Antonio asks me in broken Spanish, “Will we get there in time?”

“We’ll try our best.”

Then I realize he’s gone. Antonio begs us to continue on to Tuxtla, but Chuck tells him, “There’s nothing we can do; it’s too late. We’ll have to go back to San Cristobal. If there’s still a little bit of life in him when we arrive, we’ll see the doctor again.”

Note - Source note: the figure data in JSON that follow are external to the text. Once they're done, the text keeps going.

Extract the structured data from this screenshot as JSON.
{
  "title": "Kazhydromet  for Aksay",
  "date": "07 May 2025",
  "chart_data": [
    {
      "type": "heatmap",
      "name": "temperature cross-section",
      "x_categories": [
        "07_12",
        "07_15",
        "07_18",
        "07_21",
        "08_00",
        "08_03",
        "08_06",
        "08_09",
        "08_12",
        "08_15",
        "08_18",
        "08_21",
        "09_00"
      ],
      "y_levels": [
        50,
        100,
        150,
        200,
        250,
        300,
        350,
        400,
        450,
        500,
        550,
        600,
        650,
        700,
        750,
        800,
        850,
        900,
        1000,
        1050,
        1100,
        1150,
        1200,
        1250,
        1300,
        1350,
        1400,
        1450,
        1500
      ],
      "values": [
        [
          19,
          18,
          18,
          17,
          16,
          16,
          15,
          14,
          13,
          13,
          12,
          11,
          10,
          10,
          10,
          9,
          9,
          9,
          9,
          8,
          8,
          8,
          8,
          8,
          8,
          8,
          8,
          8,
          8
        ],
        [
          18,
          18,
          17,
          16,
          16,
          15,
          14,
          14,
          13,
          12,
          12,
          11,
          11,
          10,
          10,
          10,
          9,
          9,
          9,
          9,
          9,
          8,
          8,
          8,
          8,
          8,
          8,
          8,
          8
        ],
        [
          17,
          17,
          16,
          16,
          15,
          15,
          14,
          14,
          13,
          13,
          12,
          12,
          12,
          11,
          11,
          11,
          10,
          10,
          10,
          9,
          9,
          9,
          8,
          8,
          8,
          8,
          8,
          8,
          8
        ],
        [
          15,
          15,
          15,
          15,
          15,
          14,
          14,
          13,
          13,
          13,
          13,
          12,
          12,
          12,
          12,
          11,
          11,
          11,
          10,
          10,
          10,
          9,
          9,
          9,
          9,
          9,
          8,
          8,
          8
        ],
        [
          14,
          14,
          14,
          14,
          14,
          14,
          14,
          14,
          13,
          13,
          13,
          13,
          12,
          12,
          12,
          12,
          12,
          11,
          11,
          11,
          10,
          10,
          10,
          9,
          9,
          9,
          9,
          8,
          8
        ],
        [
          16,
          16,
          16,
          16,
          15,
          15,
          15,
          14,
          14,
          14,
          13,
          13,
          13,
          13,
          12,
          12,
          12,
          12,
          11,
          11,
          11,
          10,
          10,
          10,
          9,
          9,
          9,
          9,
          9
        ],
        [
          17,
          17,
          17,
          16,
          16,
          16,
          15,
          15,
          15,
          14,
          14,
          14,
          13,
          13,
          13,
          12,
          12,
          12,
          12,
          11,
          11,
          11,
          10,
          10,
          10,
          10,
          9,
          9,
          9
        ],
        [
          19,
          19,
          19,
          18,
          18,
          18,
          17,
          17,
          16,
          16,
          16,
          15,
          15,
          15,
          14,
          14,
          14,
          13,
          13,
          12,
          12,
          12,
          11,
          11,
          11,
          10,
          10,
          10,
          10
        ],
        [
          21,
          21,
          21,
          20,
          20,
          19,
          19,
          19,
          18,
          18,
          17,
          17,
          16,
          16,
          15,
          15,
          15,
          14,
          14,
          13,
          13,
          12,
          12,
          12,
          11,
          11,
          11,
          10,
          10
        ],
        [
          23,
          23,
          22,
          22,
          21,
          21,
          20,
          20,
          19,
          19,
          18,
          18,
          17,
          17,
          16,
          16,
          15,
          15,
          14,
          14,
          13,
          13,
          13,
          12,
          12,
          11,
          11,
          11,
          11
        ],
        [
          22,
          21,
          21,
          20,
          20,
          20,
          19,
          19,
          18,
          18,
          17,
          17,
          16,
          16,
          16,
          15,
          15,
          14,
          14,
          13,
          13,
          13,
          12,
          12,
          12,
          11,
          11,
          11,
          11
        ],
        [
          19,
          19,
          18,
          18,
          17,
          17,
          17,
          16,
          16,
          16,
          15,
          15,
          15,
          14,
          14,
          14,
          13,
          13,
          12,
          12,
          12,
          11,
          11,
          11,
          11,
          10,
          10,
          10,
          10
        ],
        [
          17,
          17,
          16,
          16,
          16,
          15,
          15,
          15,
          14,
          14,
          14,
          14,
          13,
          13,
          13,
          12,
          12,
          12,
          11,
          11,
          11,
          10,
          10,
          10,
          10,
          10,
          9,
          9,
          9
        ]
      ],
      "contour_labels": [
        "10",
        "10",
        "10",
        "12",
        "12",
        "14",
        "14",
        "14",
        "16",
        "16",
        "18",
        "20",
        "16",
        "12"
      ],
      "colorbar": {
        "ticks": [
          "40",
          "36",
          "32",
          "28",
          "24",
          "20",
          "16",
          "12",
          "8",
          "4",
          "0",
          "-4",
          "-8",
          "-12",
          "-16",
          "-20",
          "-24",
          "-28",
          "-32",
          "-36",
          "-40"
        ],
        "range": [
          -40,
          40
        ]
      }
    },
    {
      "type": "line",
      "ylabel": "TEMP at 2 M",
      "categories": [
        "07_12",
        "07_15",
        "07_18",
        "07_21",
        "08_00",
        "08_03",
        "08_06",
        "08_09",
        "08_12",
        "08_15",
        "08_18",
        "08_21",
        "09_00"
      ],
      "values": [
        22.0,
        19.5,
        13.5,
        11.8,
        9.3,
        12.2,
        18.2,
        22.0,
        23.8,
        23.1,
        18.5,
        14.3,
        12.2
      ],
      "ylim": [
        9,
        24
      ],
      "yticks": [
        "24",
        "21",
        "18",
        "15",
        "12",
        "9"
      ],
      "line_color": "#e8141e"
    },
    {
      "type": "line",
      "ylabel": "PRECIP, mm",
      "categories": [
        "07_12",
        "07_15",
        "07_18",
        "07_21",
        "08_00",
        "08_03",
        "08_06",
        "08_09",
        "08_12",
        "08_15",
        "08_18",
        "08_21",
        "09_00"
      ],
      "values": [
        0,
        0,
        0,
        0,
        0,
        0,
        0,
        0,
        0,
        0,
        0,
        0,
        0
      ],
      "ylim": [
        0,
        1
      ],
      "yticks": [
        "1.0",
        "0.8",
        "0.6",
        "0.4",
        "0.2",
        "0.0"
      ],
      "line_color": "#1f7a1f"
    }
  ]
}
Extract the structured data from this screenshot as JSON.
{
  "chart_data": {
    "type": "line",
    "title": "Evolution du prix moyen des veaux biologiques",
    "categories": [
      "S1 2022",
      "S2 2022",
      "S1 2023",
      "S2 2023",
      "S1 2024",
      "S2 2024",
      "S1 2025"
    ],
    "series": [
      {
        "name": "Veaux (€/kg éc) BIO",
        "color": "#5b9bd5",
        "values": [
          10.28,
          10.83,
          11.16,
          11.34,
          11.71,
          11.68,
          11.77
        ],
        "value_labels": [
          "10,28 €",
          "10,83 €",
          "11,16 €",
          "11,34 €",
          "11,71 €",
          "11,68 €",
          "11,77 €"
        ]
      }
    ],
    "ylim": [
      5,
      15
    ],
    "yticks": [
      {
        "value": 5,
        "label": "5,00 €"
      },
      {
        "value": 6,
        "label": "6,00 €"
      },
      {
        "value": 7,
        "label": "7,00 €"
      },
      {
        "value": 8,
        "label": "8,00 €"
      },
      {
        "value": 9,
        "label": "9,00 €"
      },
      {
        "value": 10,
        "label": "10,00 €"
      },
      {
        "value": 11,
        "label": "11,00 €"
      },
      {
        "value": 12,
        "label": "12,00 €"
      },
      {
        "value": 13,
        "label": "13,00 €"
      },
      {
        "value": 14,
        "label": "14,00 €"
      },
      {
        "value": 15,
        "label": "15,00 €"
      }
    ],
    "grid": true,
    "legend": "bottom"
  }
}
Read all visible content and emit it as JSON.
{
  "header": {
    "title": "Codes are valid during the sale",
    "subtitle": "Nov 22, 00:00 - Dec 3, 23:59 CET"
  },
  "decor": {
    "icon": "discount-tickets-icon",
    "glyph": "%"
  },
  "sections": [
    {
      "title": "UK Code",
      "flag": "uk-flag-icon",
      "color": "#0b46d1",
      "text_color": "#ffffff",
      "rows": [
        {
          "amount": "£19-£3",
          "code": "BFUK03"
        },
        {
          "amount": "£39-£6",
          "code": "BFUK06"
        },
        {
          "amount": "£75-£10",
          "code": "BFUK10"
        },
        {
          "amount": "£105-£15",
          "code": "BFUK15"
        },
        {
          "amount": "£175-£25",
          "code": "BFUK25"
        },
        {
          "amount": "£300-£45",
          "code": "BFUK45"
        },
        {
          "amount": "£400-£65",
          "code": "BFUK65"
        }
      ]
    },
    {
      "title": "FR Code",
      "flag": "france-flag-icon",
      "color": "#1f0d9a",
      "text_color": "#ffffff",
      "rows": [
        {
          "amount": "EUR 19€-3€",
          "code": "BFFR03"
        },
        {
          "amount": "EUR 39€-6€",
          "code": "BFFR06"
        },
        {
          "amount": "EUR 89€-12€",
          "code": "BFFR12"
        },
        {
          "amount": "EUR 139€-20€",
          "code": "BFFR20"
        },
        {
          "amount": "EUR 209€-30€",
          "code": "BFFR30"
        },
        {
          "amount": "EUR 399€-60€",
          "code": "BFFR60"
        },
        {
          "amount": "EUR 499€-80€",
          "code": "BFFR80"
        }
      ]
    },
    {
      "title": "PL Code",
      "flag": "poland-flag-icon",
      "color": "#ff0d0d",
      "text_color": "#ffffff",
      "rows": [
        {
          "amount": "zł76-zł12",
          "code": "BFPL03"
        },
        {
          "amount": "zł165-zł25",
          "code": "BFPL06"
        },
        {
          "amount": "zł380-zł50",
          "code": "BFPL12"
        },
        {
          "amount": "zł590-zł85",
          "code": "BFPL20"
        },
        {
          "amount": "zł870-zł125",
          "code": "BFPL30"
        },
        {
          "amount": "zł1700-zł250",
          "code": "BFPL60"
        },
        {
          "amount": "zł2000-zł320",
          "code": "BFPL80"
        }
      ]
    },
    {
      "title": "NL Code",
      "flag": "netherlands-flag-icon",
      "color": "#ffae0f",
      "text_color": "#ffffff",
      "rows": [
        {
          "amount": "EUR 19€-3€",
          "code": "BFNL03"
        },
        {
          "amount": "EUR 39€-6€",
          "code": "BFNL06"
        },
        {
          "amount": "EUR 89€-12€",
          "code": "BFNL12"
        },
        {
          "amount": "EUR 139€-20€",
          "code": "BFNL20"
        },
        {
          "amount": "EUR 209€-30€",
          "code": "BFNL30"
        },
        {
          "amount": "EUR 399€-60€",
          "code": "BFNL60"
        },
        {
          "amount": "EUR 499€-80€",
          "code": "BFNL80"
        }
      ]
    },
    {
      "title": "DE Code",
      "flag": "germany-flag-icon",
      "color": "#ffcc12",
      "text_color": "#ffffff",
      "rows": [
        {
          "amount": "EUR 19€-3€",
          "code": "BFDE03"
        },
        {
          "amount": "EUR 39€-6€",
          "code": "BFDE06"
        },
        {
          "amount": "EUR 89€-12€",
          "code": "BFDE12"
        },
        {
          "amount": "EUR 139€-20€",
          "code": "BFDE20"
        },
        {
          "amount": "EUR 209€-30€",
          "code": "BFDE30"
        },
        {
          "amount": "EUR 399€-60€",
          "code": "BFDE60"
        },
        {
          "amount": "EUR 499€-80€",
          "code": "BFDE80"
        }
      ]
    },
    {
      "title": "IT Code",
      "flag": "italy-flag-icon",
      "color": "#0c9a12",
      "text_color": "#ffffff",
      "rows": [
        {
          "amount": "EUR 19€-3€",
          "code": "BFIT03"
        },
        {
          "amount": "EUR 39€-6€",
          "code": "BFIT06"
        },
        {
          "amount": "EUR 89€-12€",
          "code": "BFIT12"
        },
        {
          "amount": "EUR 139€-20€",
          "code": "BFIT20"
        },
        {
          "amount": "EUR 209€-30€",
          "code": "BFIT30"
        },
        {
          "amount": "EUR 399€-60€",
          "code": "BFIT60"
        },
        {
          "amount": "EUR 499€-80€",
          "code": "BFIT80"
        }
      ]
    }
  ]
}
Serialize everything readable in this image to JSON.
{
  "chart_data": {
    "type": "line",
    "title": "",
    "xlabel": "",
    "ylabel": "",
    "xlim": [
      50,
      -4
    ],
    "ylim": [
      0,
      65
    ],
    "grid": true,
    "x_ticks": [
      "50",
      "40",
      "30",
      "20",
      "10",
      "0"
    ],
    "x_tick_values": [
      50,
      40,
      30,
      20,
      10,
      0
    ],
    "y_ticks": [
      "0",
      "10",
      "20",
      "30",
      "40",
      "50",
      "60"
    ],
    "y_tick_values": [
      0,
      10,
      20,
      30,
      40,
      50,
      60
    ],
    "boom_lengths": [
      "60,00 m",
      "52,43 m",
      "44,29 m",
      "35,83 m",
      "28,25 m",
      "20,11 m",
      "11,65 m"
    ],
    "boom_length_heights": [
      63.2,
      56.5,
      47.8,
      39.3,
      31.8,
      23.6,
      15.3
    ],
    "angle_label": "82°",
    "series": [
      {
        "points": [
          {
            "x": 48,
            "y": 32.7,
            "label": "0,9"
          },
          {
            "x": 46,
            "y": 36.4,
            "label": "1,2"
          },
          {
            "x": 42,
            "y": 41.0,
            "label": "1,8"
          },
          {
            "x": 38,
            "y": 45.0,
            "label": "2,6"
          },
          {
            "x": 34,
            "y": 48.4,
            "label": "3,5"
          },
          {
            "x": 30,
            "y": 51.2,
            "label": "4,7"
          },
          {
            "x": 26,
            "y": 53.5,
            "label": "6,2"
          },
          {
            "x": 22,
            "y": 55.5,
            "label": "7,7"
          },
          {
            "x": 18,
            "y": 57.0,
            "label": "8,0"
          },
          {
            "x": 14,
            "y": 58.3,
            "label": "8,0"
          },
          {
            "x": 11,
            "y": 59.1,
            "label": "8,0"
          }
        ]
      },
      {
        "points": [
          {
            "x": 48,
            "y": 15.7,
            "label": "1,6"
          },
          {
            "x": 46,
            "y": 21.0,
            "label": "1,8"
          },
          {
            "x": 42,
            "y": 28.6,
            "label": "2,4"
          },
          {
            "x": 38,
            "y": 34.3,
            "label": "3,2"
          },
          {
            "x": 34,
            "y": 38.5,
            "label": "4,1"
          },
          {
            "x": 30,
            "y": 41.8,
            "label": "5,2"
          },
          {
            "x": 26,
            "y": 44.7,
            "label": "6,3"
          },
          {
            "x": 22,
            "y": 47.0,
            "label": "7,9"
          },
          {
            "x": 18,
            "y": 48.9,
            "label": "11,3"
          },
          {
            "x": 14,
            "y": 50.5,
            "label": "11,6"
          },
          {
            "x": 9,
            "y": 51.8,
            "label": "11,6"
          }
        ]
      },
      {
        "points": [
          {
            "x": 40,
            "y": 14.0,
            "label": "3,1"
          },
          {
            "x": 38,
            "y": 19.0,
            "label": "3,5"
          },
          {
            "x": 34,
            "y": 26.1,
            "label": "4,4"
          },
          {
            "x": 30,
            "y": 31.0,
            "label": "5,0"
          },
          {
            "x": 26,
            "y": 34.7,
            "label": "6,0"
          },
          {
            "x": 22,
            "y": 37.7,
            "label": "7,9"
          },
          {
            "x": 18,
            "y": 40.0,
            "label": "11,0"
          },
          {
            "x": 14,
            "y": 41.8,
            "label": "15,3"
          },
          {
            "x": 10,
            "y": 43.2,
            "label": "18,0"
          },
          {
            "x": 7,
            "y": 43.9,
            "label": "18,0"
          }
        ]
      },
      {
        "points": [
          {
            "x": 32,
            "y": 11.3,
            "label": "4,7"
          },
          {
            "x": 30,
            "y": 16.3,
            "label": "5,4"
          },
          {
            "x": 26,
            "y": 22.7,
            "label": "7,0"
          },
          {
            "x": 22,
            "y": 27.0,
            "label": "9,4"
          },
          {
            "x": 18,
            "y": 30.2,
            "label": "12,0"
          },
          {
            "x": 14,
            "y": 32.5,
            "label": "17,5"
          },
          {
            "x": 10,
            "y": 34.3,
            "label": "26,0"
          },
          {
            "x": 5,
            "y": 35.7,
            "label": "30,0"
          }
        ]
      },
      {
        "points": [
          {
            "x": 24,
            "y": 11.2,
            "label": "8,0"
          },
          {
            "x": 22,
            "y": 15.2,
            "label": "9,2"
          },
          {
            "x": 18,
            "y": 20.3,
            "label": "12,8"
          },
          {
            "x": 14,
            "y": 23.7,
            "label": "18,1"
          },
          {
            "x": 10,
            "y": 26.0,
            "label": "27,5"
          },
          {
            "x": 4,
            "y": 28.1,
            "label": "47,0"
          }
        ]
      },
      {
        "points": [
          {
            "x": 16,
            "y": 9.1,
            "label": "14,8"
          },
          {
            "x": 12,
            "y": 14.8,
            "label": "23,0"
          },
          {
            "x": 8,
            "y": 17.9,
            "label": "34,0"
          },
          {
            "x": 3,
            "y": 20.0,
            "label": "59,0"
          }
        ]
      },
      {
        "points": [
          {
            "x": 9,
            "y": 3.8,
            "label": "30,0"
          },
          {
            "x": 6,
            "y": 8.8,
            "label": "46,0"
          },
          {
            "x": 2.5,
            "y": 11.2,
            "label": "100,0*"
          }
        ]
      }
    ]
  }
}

We head back into town and rouse the doctor in the middle of the night to ask for a death certificate. He gives it to us, but we can’t quickly get the additional permit to transport the body back to Corralito so we’ll have to do it secretly. We drive into our darkened hangar and carefully lay the man onto the floor of the plane. His forlorn brother works to arrange the limp limbs before rigor mortis sets in. I get back to my hostel late, vomit, and then lie sleepless all night. It’s the first time I’ve seen a man die.

 

The next day at first light, Chuck takes off to fly the body back to Corralito. Antonio, dejected, sits in the copilot seat. I walk outside the hangar feeling the morning chill, my eyes following the plane as it climbs out over the valley—a tiny red dot silhouetted against the green mountains. I know something of grace in my life; I now pray grace for the dear, waiting family who must plan for a funeral. I trust that our work can continue here and that our flight service can help lighten the load for many of these Chiapanecos.